If anything, I’m a little giddy. For black people, the clear benefit of Obama is that he is quietly exposing an ancient hatred that has simmered in this country for decades. Rightly or wrongly, a lot of us grew tired of Al Sharpton and Jesse Jackson, mostly because they presented easy foils for Limbaugh-land. Moreover, again rightly or wrongly, they were used to define all of us.
It’s intensely grating to live say, in Atlanta, and have some dude in Harlem crowned as your unelected leader. It’s even more grating if said dude’s agenda seems, in large measure, come down to standing in front of cameras and tweaking his opponents. It’s no mistake that O’Reilly and Sharpton would break bread together at Sylvia’s–they feed each other.
But Barack Obama, bourgeois in every way that bourgeois is right and just, will not dance. He tells kids to study–and they seethe. He accepts an apology for an immature act of rudeness–and they go hysterical. He takes his wife out for a date–and their veins bulge. His humanity, his ordinary blackness, is killing them. Dig the audio of his response to Kanye West–the way he says, “He’s a jackass.” He sounds like one of my brothers. And that’s the point, because that’s what he is. Barack Obama refuses to be their nigger.
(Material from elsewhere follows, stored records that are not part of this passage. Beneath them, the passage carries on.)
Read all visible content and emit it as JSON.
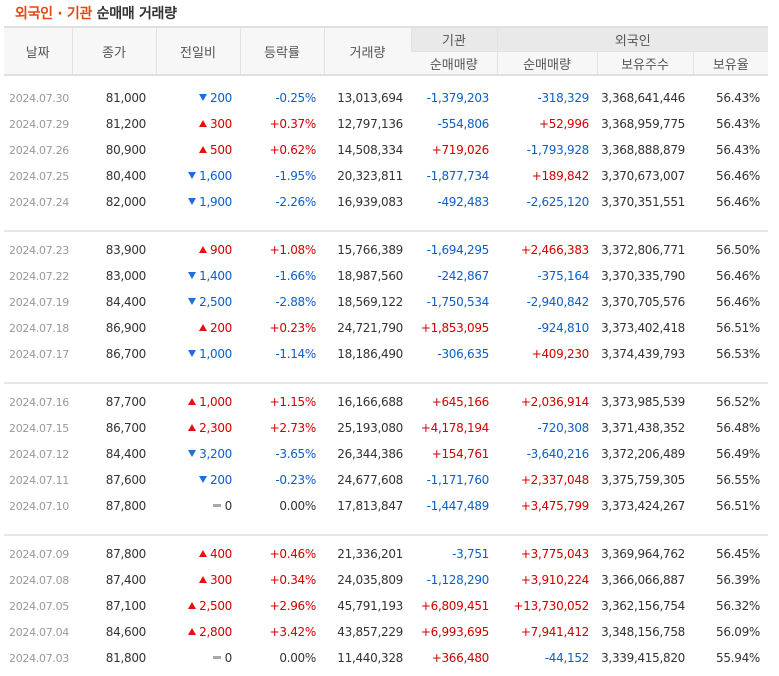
{
  "title": {
    "accent": "외국인 · 기관",
    "rest": " 순매매 거래량"
  },
  "colors": {
    "accent": "#e4490f",
    "up": "#d20000",
    "down": "#0f5ec8",
    "flat_icon": "#aaaaaa"
  },
  "table": {
    "headers": {
      "date": "날짜",
      "close": "종가",
      "change": "전일비",
      "rate": "등락률",
      "volume": "거래량",
      "group_institution": "기관",
      "group_foreign": "외국인",
      "inst_net": "순매매량",
      "foreign_net": "순매매량",
      "foreign_shares": "보유주수",
      "foreign_ratio": "보유율"
    },
    "rows": [
      {
        "date": "2024.07.30",
        "close": "81,000",
        "dir": "down",
        "change": "200",
        "rate": "-0.25%",
        "volume": "13,013,694",
        "inst_net": "-1,379,203",
        "inst_dir": "down",
        "foreign_net": "-318,329",
        "foreign_dir": "down",
        "shares": "3,368,641,446",
        "ratio": "56.43%"
      },
      {
        "date": "2024.07.29",
        "close": "81,200",
        "dir": "up",
        "change": "300",
        "rate": "+0.37%",
        "volume": "12,797,136",
        "inst_net": "-554,806",
        "inst_dir": "down",
        "foreign_net": "+52,996",
        "foreign_dir": "up",
        "shares": "3,368,959,775",
        "ratio": "56.43%"
      },
      {
        "date": "2024.07.26",
        "close": "80,900",
        "dir": "up",
        "change": "500",
        "rate": "+0.62%",
        "volume": "14,508,334",
        "inst_net": "+719,026",
        "inst_dir": "up",
        "foreign_net": "-1,793,928",
        "foreign_dir": "down",
        "shares": "3,368,888,879",
        "ratio": "56.43%"
      },
      {
        "date": "2024.07.25",
        "close": "80,400",
        "dir": "down",
        "change": "1,600",
        "rate": "-1.95%",
        "volume": "20,323,811",
        "inst_net": "-1,877,734",
        "inst_dir": "down",
        "foreign_net": "+189,842",
        "foreign_dir": "up",
        "shares": "3,370,673,007",
        "ratio": "56.46%"
      },
      {
        "date": "2024.07.24",
        "close": "82,000",
        "dir": "down",
        "change": "1,900",
        "rate": "-2.26%",
        "volume": "16,939,083",
        "inst_net": "-492,483",
        "inst_dir": "down",
        "foreign_net": "-2,625,120",
        "foreign_dir": "down",
        "shares": "3,370,351,551",
        "ratio": "56.46%"
      },
      {
        "date": "2024.07.23",
        "close": "83,900",
        "dir": "up",
        "change": "900",
        "rate": "+1.08%",
        "volume": "15,766,389",
        "inst_net": "-1,694,295",
        "inst_dir": "down",
        "foreign_net": "+2,466,383",
        "foreign_dir": "up",
        "shares": "3,372,806,771",
        "ratio": "56.50%"
      },
      {
        "date": "2024.07.22",
        "close": "83,000",
        "dir": "down",
        "change": "1,400",
        "rate": "-1.66%",
        "volume": "18,987,560",
        "inst_net": "-242,867",
        "inst_dir": "down",
        "foreign_net": "-375,164",
        "foreign_dir": "down",
        "shares": "3,370,335,790",
        "ratio": "56.46%"
      },
      {
        "date": "2024.07.19",
        "close": "84,400",
        "dir": "down",
        "change": "2,500",
        "rate": "-2.88%",
        "volume": "18,569,122",
        "inst_net": "-1,750,534",
        "inst_dir": "down",
        "foreign_net": "-2,940,842",
        "foreign_dir": "down",
        "shares": "3,370,705,576",
        "ratio": "56.46%"
      },
      {
        "date": "2024.07.18",
        "close": "86,900",
        "dir": "up",
        "change": "200",
        "rate": "+0.23%",
        "volume": "24,721,790",
        "inst_net": "+1,853,095",
        "inst_dir": "up",
        "foreign_net": "-924,810",
        "foreign_dir": "down",
        "shares": "3,373,402,418",
        "ratio": "56.51%"
      },
      {
        "date": "2024.07.17",
        "close": "86,700",
        "dir": "down",
        "change": "1,000",
        "rate": "-1.14%",
        "volume": "18,186,490",
        "inst_net": "-306,635",
        "inst_dir": "down",
        "foreign_net": "+409,230",
        "foreign_dir": "up",
        "shares": "3,374,439,793",
        "ratio": "56.53%"
      },
      {
        "date": "2024.07.16",
        "close": "87,700",
        "dir": "up",
        "change": "1,000",
        "rate": "+1.15%",
        "volume": "16,166,688",
        "inst_net": "+645,166",
        "inst_dir": "up",
        "foreign_net": "+2,036,914",
        "foreign_dir": "up",
        "shares": "3,373,985,539",
        "ratio": "56.52%"
      },
      {
        "date": "2024.07.15",
        "close": "86,700",
        "dir": "up",
        "change": "2,300",
        "rate": "+2.73%",
        "volume": "25,193,080",
        "inst_net": "+4,178,194",
        "inst_dir": "up",
        "foreign_net": "-720,308",
        "foreign_dir": "down",
        "shares": "3,371,438,352",
        "ratio": "56.48%"
      },
      {
        "date": "2024.07.12",
        "close": "84,400",
        "dir": "down",
        "change": "3,200",
        "rate": "-3.65%",
        "volume": "26,344,386",
        "inst_net": "+154,761",
        "inst_dir": "up",
        "foreign_net": "-3,640,216",
        "foreign_dir": "down",
        "shares": "3,372,206,489",
        "ratio": "56.49%"
      },
      {
        "date": "2024.07.11",
        "close": "87,600",
        "dir": "down",
        "change": "200",
        "rate": "-0.23%",
        "volume": "24,677,608",
        "inst_net": "-1,171,760",
        "inst_dir": "down",
        "foreign_net": "+2,337,048",
        "foreign_dir": "up",
        "shares": "3,375,759,305",
        "ratio": "56.55%"
      },
      {
        "date": "2024.07.10",
        "close": "87,800",
        "dir": "flat",
        "change": "0",
        "rate": "0.00%",
        "volume": "17,813,847",
        "inst_net": "-1,447,489",
        "inst_dir": "down",
        "foreign_net": "+3,475,799",
        "foreign_dir": "up",
        "shares": "3,373,424,267",
        "ratio": "56.51%"
      },
      {
        "date": "2024.07.09",
        "close": "87,800",
        "dir": "up",
        "change": "400",
        "rate": "+0.46%",
        "volume": "21,336,201",
        "inst_net": "-3,751",
        "inst_dir": "down",
        "foreign_net": "+3,775,043",
        "foreign_dir": "up",
        "shares": "3,369,964,762",
        "ratio": "56.45%"
      },
      {
        "date": "2024.07.08",
        "close": "87,400",
        "dir": "up",
        "change": "300",
        "rate": "+0.34%",
        "volume": "24,035,809",
        "inst_net": "-1,128,290",
        "inst_dir": "down",
        "foreign_net": "+3,910,224",
        "foreign_dir": "up",
        "shares": "3,366,066,887",
        "ratio": "56.39%"
      },
      {
        "date": "2024.07.05",
        "close": "87,100",
        "dir": "up",
        "change": "2,500",
        "rate": "+2.96%",
        "volume": "45,791,193",
        "inst_net": "+6,809,451",
        "inst_dir": "up",
        "foreign_net": "+13,730,052",
        "foreign_dir": "up",
        "shares": "3,362,156,754",
        "ratio": "56.32%"
      },
      {
        "date": "2024.07.04",
        "close": "84,600",
        "dir": "up",
        "change": "2,800",
        "rate": "+3.42%",
        "volume": "43,857,229",
        "inst_net": "+6,993,695",
        "inst_dir": "up",
        "foreign_net": "+7,941,412",
        "foreign_dir": "up",
        "shares": "3,348,156,758",
        "ratio": "56.09%"
      },
      {
        "date": "2024.07.03",
        "close": "81,800",
        "dir": "flat",
        "change": "0",
        "rate": "0.00%",
        "volume": "11,440,328",
        "inst_net": "+366,480",
        "inst_dir": "up",
        "foreign_net": "-44,152",
        "foreign_dir": "down",
        "shares": "3,339,415,820",
        "ratio": "55.94%"
      }
    ]
  }
}
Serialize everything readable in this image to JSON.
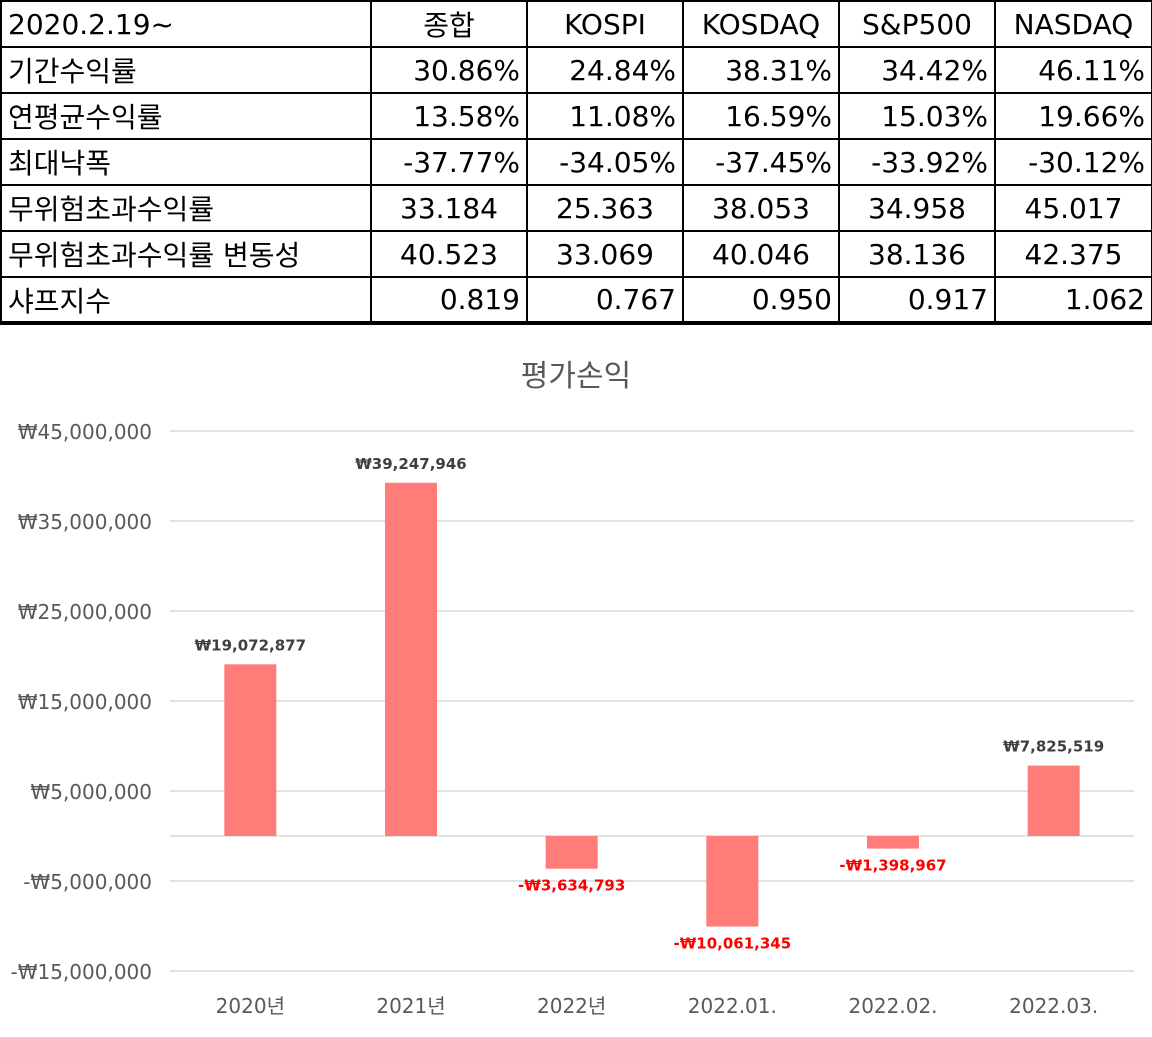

And it’s driving them crazy.
The Subtlety of Racism
You don’t have to wear a white hood to have views that are significantly animated by racist beliefs and fears–and saying that a lot of the hysterical protest on the right (stylized as a desire for ‘small government’) is significantly animated by racist beliefs and fears is most decidedly not to say that “limited government sentiment is automatically a form of subliminated racism.” Much of it is so animated, but that doesn’t mean that each person with such ‘limited government’ views is a racist, let alone has a penchant for white-hood wearing.
Here’s a question: what proportion of the people clamoring about ‘limited government’ at these rallies seem to have no problem with–indeed seem to much support–federal programs that they think benefit them and people like them (Medicare, Social Security, federal spending that provides jobs in their community, such as on defense, etc.), but are rabidly opposed to things that they think will go to people unlike them? I think an answer to that question would go a long way to answering how much of the protest is animated by racism.